WASHINGTON — The Supreme Court, easing restrictions on the death penalty, ruled Wednesday that a murder accomplice can be sentenced to die without a jury finding that he intended to kill--so long as a state trial or appellate court does make such a determination.
The court, in a 5-4 decision, said that while a finding of intent to kill is required in such cases, the Constitution does not mandate that the jury itself must reach that conclusion.
"The decision of whether a particular punishment--even the death penalty--is appropriate in any given case is not one that we have ever required to be made by a jury," Justice Byron R. White wrote for the court.
In dissent, Justice Harry A. Blackmun said the ruling "threatens a retreat" from the constitutional safeguards on capital sentencing, allowing appellate courts to make critical findings "on a paper record" when such determinations are better left to juries directly involved in a case. The decision, Blackmun said, undermines the "sense of responsibility" that juries must take in capital cases.
Review in California
Authorities in California said they will promptly review the decision to see whether it could affect the dozens of capital cases in that state, where a California Supreme Court ruling on intent to kill has created a furor.

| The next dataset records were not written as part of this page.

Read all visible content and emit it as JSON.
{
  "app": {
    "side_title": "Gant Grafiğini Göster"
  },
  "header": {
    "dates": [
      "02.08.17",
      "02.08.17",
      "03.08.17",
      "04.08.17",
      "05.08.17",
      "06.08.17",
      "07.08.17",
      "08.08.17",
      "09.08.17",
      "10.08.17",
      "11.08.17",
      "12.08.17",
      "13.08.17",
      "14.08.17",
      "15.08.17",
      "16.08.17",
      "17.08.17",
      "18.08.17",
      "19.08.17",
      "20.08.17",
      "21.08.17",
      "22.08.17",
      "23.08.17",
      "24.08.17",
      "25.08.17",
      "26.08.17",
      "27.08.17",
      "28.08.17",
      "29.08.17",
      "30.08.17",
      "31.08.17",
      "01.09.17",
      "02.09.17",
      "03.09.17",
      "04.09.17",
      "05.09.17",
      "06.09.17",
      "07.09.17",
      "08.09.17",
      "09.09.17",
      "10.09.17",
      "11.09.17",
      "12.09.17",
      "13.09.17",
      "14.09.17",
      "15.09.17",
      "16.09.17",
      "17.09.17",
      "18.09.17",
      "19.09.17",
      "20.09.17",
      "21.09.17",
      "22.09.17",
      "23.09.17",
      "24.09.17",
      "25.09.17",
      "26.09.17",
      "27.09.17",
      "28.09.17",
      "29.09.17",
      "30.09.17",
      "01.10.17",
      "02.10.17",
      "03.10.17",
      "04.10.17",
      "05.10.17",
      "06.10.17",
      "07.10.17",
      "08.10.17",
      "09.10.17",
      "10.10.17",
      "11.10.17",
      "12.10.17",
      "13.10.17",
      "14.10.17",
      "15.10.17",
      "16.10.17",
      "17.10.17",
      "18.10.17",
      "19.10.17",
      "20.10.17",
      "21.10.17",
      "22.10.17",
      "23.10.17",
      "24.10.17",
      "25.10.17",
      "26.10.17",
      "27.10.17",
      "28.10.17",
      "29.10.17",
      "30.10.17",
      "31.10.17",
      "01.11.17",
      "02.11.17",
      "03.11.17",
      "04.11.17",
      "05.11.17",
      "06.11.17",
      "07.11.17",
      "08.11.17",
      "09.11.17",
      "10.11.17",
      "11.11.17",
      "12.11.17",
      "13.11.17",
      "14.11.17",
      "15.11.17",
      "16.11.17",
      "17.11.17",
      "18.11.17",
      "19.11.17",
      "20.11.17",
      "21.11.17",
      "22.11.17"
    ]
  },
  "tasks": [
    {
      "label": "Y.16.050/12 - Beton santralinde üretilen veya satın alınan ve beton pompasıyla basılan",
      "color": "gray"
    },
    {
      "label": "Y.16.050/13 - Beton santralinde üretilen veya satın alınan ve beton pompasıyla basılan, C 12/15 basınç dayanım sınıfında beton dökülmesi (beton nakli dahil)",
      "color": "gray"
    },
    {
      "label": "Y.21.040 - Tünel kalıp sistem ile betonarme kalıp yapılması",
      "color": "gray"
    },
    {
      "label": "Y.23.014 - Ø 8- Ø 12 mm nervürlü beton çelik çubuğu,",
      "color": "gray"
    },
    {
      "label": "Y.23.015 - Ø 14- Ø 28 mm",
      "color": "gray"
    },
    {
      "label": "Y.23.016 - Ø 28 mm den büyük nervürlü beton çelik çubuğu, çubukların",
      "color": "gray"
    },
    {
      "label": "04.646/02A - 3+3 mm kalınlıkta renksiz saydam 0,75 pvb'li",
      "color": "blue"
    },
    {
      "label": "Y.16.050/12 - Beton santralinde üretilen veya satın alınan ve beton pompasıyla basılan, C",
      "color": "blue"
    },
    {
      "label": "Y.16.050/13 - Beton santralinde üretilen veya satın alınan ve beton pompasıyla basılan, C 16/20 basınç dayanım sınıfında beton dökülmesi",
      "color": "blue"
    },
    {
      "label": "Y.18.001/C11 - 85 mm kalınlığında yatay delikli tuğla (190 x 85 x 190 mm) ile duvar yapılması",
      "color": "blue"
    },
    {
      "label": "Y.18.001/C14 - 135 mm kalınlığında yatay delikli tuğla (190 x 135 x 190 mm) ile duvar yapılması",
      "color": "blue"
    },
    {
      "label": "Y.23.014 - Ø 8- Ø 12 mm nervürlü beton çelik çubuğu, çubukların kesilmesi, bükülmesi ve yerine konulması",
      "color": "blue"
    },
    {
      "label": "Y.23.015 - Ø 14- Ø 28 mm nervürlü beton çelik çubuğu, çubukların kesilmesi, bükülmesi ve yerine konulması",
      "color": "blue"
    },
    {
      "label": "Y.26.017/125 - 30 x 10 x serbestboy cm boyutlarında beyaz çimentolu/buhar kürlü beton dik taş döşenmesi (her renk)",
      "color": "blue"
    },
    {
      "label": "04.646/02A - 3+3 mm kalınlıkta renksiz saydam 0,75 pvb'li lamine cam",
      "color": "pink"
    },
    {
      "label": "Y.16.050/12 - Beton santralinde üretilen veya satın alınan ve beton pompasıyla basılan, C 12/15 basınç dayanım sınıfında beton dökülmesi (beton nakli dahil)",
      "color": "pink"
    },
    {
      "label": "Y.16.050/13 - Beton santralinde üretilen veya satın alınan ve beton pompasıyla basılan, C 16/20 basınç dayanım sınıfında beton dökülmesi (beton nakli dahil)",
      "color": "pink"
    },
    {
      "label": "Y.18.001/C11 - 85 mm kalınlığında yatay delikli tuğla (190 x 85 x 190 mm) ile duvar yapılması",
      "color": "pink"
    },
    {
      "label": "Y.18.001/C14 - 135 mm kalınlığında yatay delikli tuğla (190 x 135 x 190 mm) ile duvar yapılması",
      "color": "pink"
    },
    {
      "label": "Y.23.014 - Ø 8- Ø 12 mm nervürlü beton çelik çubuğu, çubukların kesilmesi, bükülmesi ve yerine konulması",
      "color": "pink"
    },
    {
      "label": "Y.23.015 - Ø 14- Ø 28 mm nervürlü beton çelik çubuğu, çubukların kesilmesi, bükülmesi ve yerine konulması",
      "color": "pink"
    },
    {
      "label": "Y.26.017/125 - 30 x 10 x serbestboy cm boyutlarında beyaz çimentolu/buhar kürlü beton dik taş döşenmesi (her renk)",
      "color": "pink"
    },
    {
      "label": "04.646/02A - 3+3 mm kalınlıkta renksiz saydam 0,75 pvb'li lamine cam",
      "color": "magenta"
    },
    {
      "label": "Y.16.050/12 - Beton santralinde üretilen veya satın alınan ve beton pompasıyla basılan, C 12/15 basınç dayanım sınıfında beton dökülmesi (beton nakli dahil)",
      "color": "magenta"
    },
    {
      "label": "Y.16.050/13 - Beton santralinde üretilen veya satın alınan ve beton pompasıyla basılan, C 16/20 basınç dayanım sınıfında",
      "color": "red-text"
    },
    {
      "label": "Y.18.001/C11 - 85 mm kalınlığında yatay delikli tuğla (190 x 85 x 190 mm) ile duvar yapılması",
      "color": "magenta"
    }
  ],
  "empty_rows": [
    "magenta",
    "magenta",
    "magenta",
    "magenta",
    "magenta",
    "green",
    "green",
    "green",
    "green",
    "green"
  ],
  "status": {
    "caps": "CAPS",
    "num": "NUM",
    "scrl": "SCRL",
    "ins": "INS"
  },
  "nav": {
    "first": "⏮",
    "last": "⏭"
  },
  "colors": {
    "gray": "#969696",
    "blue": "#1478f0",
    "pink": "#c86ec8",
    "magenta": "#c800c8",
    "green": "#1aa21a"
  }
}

"We will review the decision closely," said state Deputy Atty. Gen. Edward O'Brien, who coordinates death penalty cases for California. "We'll be looking to see whether it could provide an additional basis to uphold death judgments in a number of cases that will be coming before the court."
The Supreme Court made its decision (Cabana vs. Bullock, 84-1236) in a test of the scope of a 1982 ruling by the justices in a case involving the felony murder rule, a long-established criminal law doctrine that permits a defendant to be charged with murder if he participates in a felony in which someone is killed--even if the defendant did not do the killing.
The 1982 decision ruled out the death penalty for accomplices who did not intend that a killing take place or that lethal force be used in commission of the felony.
In its decision Wednesday, the court rejected the contention that the jury must specifically find intent to kill in such cases. That determination, White wrote, "is one that a trial judge or an appellate court is fully competent to make."
"If a person sentenced to death in fact killed, attempted to kill, or intended to kill, the Eighth Amendment (prohibiting cruel and unusual punishment) is not violated by his or her execution regardless of who makes the determination of the requisite culpability," White said.
The court, partly overturning a ruling by a federal appeals court in New Orleans, held that Mississippi authorities must be given a new opportunity in state court to impose the death sentence on an accomplice in a beating death in Jackson, Miss., in 1978.
Justices William J. Brennan Jr., Thurgood Marshall and John Paul Stevens joined Blackmun in dissenting.
The justices' 1982 ruling served as the basis for a December, 1983, decision by the California Supreme Court that required prosecutors to prove and jurors to find that a killing was intentional before the death sentence may be imposed in a felony murder case.
Since then, trial judges have instructed jurors that they must find that a killing was intentional before sentencing a defendant to die.
But the state Supreme Court, in the meantime, has reversed 14 death sentences in cases tried before the 1983 ruling, citing the failure of a jury finding of intent to kill. The attorney general's office has said that up to 45 death sentences may be reversed because of the decision.
In all, the state justices have reversed 52 of the 55 death sentences it has reviewed since capital punishment was reinstated in California in 1977.